E’ l’alba dell’8 novembre 2010, nelle sale della parrocchia di San Faustino, in via della Rocca a Brescia, per concessione della stessa parrocchia, dormono alcuni degli immigrati del presidio. “La polizia”, ha raccontato Mohammed Elgaar, “è entrata, ha sorpreso i ragazzi che stavano dormendo, li ha picchiati, alcuni sono rimasti feriti”. Mohammed quel giorno non c’era, ma c’erano suo fratello e due cugini. “Fu un’irruzione improvvisa”, ha aggiunto Gabriele Bernardi, dell’Associazione Diritti per Tutti e del Presidio della Gru, “della polizia, che entrò con caschi e manganelli”. Tra i feriti, anche Sherif e Farag, a cui, qualche giorno dopo, fu recapitata anche l’accusa di resistenza aggravata a pubblico ufficiale. Altri 10 del presidio furono espulsi, di cui 6 (e unici) testimoni dello sgombero dell’8 novembre.
“Il processo a carico di Sherif e Farag”, ha continuato Bernardi, “è cominciato qualche mese fa. La prima udienza si è chiusa con un rinvio, perché i testimoni della difesa, gli altri 6 ragazzi dello sgombero non avevano potuto presentarsi al processo”. La Questura non ha dato infatti il nulla osta al reingresso in Italia per dare il contributo al dibattimento processuale. “Avrebbe potuto concederlo”, ha precisato Bernardi, “per motivi di giustizia, come testimoni riconosciuti dal giudice, ma non lo ha fatto adducendo motivi opinabili”. Ma una parte, nella vicenda, ce l’ha anche la Prefettura di Brescia.

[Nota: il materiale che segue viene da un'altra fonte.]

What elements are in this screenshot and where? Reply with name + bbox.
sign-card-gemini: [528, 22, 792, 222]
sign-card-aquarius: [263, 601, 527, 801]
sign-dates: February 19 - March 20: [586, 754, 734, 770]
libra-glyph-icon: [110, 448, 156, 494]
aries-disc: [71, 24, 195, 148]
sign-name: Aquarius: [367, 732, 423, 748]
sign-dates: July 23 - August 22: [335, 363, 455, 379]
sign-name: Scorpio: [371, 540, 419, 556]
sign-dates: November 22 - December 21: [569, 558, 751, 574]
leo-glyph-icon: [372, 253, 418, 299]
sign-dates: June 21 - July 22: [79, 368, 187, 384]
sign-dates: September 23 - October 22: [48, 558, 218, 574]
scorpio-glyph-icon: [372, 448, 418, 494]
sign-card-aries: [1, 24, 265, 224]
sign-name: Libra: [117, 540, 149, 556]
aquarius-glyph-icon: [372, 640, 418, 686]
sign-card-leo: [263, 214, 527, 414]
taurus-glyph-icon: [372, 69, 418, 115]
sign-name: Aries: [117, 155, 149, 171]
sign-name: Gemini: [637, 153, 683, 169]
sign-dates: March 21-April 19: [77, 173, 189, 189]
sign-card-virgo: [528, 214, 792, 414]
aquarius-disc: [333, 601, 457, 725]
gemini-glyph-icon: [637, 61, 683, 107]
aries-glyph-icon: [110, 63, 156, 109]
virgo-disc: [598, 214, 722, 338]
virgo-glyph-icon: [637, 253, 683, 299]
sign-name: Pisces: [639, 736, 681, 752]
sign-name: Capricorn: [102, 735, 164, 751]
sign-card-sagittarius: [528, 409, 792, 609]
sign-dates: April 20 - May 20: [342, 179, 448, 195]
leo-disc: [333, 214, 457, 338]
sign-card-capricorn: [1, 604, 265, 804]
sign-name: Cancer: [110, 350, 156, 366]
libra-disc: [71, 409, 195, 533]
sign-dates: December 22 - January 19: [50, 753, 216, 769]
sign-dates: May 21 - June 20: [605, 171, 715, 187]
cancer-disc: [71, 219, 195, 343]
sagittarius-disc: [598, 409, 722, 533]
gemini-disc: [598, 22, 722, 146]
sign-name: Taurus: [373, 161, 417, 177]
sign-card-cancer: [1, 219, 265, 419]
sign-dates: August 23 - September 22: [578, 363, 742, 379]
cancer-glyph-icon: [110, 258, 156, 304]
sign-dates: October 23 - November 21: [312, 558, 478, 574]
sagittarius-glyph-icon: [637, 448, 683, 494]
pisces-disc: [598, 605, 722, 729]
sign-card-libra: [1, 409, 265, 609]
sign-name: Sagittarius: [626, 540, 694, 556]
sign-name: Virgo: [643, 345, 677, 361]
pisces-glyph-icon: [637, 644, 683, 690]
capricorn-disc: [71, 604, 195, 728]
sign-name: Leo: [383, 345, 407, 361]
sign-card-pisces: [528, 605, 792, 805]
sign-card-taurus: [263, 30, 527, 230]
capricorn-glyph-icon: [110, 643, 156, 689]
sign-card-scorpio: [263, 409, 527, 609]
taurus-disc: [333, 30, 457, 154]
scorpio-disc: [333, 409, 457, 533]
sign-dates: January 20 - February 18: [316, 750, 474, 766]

I sei ragazzi, infatti, nel 2010, avevano già avuto il via libera per accedere alla sanatoria; la loro espulsione è arrivata  solo perché a loro carico è risultata una condanna per inottemperenza all’ordine della Questura.
Nel 2011, però, sia la Corte di giustizia europea che il Consiglio di Stato hanno sentenziato che l’inottemperenza a un ordine del questore non può essere motivo di espulsione. “La Prefettura a questo punto”, ha spiegato l’avvocato Sergio Pezzucchi, che segue il caso, “deve solo cancellare la revoca della sanatoria e i  testimoni avranno il diritto ad avere un visto di ingresso. A distanza di un anno, però, non ha fatto nulla”. Alcuni immigrati, nelle stesse condizioni degli espulsi in questione, ad esempio, sono già tornati in Italia, a seguito delle sentenze di Corte europea e Consiglio di Stato. “Ma loro non facevano parte del Presidio”, ha aggiunto Pezzucchi. Di fatto, senza testimoni, la condanna per Sherif e Farag è quasi già scritta.
Lunedì mattina, alle 12, ci sarà una nuova udienza, e la difesa chiederà un nuovo rinvio per risolvere la questione. “La gru”, è la considerazione di Bernardi, “di fatto ha messo in difficoltà Prefettura e Questura, facendo rimbalzare anche all’estero le difficoltà degli immigrati. Ora presentano il conto, sulla pelle di Sherif e Farag”. Fuori dal tribunale, lunedì ci sarà anche un presidio, organizzato da Associazione Diritti per Tutti e Presidio della Gru. Domenica, dalle 19, presso Magazzino47, invia Industriale 10, invece, la presentazione del film “La vita che non C.I.E.”, tre corti sui centri di identificazione ed espulsione di e con la regista Alexandra D’Onofrio.